Applying the chain rule properly ensures accurate results especially in complex expressions involving multiple functions.

Derivative

A derivative represents the rate at which a function changes with respect to a variable. It's a fundamental concept in calculus, symbolized as \( f'(x) \) when differentiating a function \( f(x) \).

• The derivative of a constant is zero.
• The derivative of \( x^n \) is \( nx^{n-1} \).
• The derivative of \( \sin x \) is \( \cos x \), and of \( \tan x \) is \( \sec^2 x \).

In logarithmic differentiation, we use the derivative of logarithmic functions, notably: \( \frac{d}{dx}(\ln x) = \frac{1}{x} \).

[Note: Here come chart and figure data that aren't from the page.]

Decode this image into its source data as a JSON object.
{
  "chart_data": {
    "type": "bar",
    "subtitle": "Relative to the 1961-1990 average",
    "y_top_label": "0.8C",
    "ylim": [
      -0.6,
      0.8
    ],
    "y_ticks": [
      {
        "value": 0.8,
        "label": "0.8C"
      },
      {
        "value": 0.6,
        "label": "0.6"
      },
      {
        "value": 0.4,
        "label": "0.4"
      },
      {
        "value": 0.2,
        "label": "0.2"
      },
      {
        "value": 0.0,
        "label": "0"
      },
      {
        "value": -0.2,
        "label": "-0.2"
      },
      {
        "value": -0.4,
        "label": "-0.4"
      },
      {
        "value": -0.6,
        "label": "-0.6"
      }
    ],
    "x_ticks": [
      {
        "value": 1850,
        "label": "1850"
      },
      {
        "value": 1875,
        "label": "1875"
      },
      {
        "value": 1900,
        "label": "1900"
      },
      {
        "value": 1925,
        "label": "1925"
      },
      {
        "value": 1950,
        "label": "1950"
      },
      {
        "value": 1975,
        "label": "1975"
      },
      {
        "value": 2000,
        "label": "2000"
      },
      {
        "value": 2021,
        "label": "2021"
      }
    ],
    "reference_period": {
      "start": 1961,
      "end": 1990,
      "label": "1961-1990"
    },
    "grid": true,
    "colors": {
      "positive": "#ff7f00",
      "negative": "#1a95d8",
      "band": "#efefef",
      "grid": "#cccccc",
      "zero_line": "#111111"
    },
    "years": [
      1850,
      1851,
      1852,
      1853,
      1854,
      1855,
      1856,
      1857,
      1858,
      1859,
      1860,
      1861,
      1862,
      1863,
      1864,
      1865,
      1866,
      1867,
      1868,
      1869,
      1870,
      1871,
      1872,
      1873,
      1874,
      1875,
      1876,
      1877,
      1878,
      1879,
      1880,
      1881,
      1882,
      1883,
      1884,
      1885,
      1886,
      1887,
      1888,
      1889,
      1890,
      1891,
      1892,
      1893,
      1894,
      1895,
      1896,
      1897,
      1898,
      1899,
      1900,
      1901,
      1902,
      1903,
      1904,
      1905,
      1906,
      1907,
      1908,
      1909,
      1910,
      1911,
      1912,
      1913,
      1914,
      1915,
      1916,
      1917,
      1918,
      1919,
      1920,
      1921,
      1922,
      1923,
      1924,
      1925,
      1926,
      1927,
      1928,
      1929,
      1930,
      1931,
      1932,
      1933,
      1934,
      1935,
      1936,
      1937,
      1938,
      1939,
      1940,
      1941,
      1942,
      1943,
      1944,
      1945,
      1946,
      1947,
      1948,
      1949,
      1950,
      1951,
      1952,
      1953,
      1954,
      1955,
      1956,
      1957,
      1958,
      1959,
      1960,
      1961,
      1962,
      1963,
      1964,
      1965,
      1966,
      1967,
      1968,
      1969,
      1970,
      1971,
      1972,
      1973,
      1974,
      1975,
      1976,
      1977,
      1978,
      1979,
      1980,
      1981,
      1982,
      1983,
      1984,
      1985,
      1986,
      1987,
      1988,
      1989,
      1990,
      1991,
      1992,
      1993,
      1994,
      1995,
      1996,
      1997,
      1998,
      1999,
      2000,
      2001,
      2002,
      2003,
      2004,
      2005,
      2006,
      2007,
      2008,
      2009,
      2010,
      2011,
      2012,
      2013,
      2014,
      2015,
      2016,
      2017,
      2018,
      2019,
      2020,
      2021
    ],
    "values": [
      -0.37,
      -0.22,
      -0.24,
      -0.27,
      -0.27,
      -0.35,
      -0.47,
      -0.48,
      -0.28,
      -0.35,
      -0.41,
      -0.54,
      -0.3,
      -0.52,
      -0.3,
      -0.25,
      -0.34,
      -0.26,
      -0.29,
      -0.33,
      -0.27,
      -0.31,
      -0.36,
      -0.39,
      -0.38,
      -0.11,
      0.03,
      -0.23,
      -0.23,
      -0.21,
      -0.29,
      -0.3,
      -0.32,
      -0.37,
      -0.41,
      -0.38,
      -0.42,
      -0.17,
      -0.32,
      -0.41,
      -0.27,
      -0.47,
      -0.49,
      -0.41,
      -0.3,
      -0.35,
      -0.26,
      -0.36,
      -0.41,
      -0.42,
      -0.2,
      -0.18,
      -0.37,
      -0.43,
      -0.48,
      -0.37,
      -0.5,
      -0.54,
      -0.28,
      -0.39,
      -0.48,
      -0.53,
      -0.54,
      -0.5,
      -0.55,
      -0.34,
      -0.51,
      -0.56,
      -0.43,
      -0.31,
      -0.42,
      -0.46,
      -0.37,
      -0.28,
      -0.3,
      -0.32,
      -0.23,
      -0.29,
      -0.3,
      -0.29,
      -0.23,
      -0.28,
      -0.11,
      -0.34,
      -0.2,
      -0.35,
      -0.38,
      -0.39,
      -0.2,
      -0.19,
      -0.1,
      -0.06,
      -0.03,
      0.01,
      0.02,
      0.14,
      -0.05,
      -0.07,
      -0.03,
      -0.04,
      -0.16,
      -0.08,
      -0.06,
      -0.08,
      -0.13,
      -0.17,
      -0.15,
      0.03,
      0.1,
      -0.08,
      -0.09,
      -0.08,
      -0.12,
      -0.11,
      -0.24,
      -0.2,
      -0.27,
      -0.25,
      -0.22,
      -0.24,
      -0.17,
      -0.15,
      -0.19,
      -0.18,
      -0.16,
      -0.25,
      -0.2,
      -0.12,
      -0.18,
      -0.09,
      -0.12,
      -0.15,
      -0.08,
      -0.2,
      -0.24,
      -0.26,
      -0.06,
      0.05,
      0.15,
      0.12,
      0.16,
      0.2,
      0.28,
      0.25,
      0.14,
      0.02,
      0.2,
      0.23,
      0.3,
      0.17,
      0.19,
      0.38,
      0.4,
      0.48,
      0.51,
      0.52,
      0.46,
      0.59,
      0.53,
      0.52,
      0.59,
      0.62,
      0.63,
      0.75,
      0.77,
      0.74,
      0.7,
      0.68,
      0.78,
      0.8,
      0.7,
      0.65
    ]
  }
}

Our problem involves differentiating a quotient \( \frac{\tan^{10} x}{(5x+3)^6} \). By taking the natural logarithm, simplifying using properties, and differentiating, we manage more complex differentiation using related derivatives like \( \tan x \) and the constants involved in polynomial terms. This approach breaks down the derivative into manageable parts, which are then combined for the final solution.

Logarithmic Properties

Logarithmic properties are crucial in simplifying complex expressions. Using logarithms in differentiation makes handling products, quotients, and powers more manageable.

• The logarithm of a product is the sum of the logarithms: \( \ln(ab) = \ln a + \ln b \).
• The logarithm of a quotient is the difference of the logarithms: \( \ln\left(\frac{a}{b}\right) = \ln a - \ln b \).
• The logarithm of a power brings down the exponent: \( \ln(a^b) = b\ln a \).

For our exercise, we first take the natural logarithm of both sides to leverage these properties. The function \( \frac{\tan^{10}x}{(5x+3)^6} \) becomes \( 10\ln(\tan x) - 6\ln(5x+3) \) after applying the properties. These simplified terms are easier to differentiate logarithmically, transforming a complex quotient into a manageable subtraction of two terms.